After months of controversy over Florida's "stand your ground" law, some fixes for its worst flaws could finally be on the way. This month a state Senate panel approved a measure that would modify the law that became notorious for delaying George Zimmerman's arrest after he shot Trayvon Martin.
Ideally, lawmakers would do away with the law. But we recognize that the state's most powerful politicians, starting with Gov. Rick Scott, have no interest in repeal. So the best that's possible, for now, is to make it less prone to abuse.

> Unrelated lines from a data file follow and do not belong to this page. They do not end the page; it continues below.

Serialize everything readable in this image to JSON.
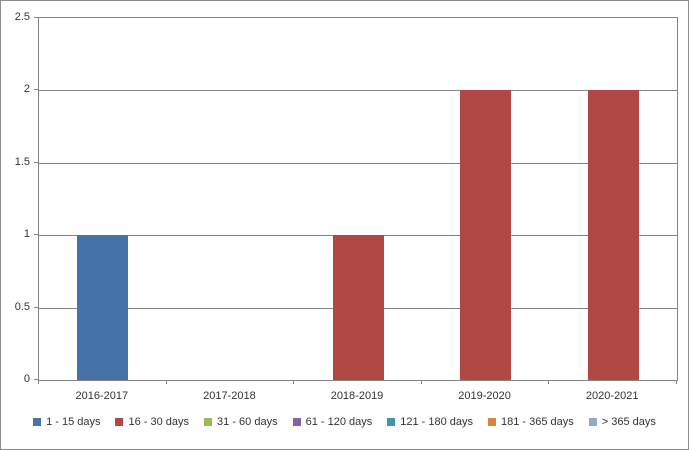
{
  "chart_data": {
    "type": "bar",
    "title": "",
    "categories": [
      "2016-2017",
      "2017-2018",
      "2018-2019",
      "2019-2020",
      "2020-2021"
    ],
    "series": [
      {
        "name": "1 - 15 days",
        "color": "#4572A8",
        "values": [
          1,
          0,
          0,
          0,
          0
        ]
      },
      {
        "name": "16 - 30 days",
        "color": "#B04846",
        "values": [
          0,
          0,
          1,
          2,
          2
        ]
      },
      {
        "name": "31 - 60 days",
        "color": "#9ABB59",
        "values": [
          0,
          0,
          0,
          0,
          0
        ]
      },
      {
        "name": "61 - 120 days",
        "color": "#7E64A0",
        "values": [
          0,
          0,
          0,
          0,
          0
        ]
      },
      {
        "name": "121 - 180 days",
        "color": "#3D96AE",
        "values": [
          0,
          0,
          0,
          0,
          0
        ]
      },
      {
        "name": "181 - 365 days",
        "color": "#DB843D",
        "values": [
          0,
          0,
          0,
          0,
          0
        ]
      },
      {
        "name": "> 365 days",
        "color": "#92A8CD",
        "values": [
          0,
          0,
          0,
          0,
          0
        ]
      }
    ],
    "xlabel": "",
    "ylabel": "",
    "ylim": [
      0,
      2.5
    ],
    "ytick_step": 0.5,
    "ytick_labels": [
      "0",
      "0.5",
      "1",
      "1.5",
      "2",
      "2.5"
    ],
    "grid": true,
    "legend_position": "bottom"
  }
}
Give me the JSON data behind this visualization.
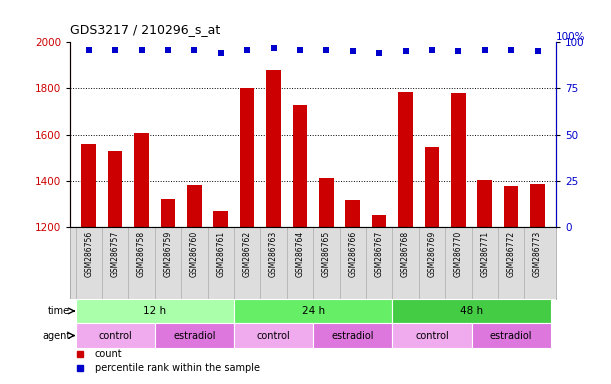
{
  "title": "GDS3217 / 210296_s_at",
  "samples": [
    "GSM286756",
    "GSM286757",
    "GSM286758",
    "GSM286759",
    "GSM286760",
    "GSM286761",
    "GSM286762",
    "GSM286763",
    "GSM286764",
    "GSM286765",
    "GSM286766",
    "GSM286767",
    "GSM286768",
    "GSM286769",
    "GSM286770",
    "GSM286771",
    "GSM286772",
    "GSM286773"
  ],
  "counts": [
    1560,
    1530,
    1605,
    1320,
    1380,
    1270,
    1800,
    1880,
    1730,
    1410,
    1315,
    1250,
    1785,
    1545,
    1780,
    1405,
    1375,
    1385
  ],
  "percentiles": [
    96,
    96,
    96,
    96,
    96,
    94,
    96,
    97,
    96,
    96,
    95,
    94,
    95,
    96,
    95,
    96,
    96,
    95
  ],
  "ylim_left": [
    1200,
    2000
  ],
  "ylim_right": [
    0,
    100
  ],
  "yticks_left": [
    1200,
    1400,
    1600,
    1800,
    2000
  ],
  "yticks_right": [
    0,
    25,
    50,
    75,
    100
  ],
  "bar_color": "#cc0000",
  "dot_color": "#0000cc",
  "grid_color": "#000000",
  "time_groups": [
    {
      "label": "12 h",
      "start": 0,
      "end": 6,
      "color": "#aaffaa"
    },
    {
      "label": "24 h",
      "start": 6,
      "end": 12,
      "color": "#66ee66"
    },
    {
      "label": "48 h",
      "start": 12,
      "end": 18,
      "color": "#44cc44"
    }
  ],
  "agent_groups": [
    {
      "label": "control",
      "start": 0,
      "end": 3,
      "color": "#f0aaee"
    },
    {
      "label": "estradiol",
      "start": 3,
      "end": 6,
      "color": "#dd77dd"
    },
    {
      "label": "control",
      "start": 6,
      "end": 9,
      "color": "#f0aaee"
    },
    {
      "label": "estradiol",
      "start": 9,
      "end": 12,
      "color": "#dd77dd"
    },
    {
      "label": "control",
      "start": 12,
      "end": 15,
      "color": "#f0aaee"
    },
    {
      "label": "estradiol",
      "start": 15,
      "end": 18,
      "color": "#dd77dd"
    }
  ],
  "legend_count_label": "count",
  "legend_pct_label": "percentile rank within the sample",
  "time_label": "time",
  "agent_label": "agent",
  "background_color": "#ffffff",
  "label_area_color": "#dddddd",
  "n_samples": 18
}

The 2005 statute says those who feel threatened with death or serious injury can stand their ground and respond with deadly force, and be shielded from arrest, prosecution and lawsuits. But a review last year by the Tampa Bay Times found dozens of cases in which the law had been used successfully as a legal defense by people who had been looking for fights, shot unarmed victims or chased them down.
This month the Senate Judiciary Committee merged bills to amend "stand your ground." One was sponsored by Sen. Chris Smith, a Fort Lauderdale Democrat and a longtime critic of the law. The other was sponsored by Sen. David Simmons, an Altamonte Springs Republican and the drafter of the original law.
The measure would require that law enforcement set guidelines for Neighborhood Watch groups and ban members from confronting individuals. It would tighten the law's language to make it more difficult for persons who are aggressors from using "stand your ground" as a defense. And it would do away with immunity from civil lawsuits in a "stand your ground" case in which gross negligence leads to injury or death.
While the bill passed 7-2 in the Senate Judiciary committee, its prospects in the House aren't as bright. House Criminal Justice Subcommittee Chairman Matt Gaetz, a Fort Walton Beach Republican, has said he doesn't want to change one "damn comma" in the statute.
Yet even Rep. Dennis Baxley, the Ocala Republican who sponsored the law, has said he doesn't understand why prosecutors wouldn't go after drug dealers and other felons who shoot someone and then claim self-defense.
"'Stand your ground' was written for law-abiding citizens who are doing nothing wrong," he told the Ocala Star Banner this summer. "I think it's perfectly clear that this doesn't apply if you're doing something illegal."
In practice, the law hasn't been clear. The good news is after eight years of confounding claims and puzzling interpretations, some senators have decided to do something about it. We urge House members to follow suit.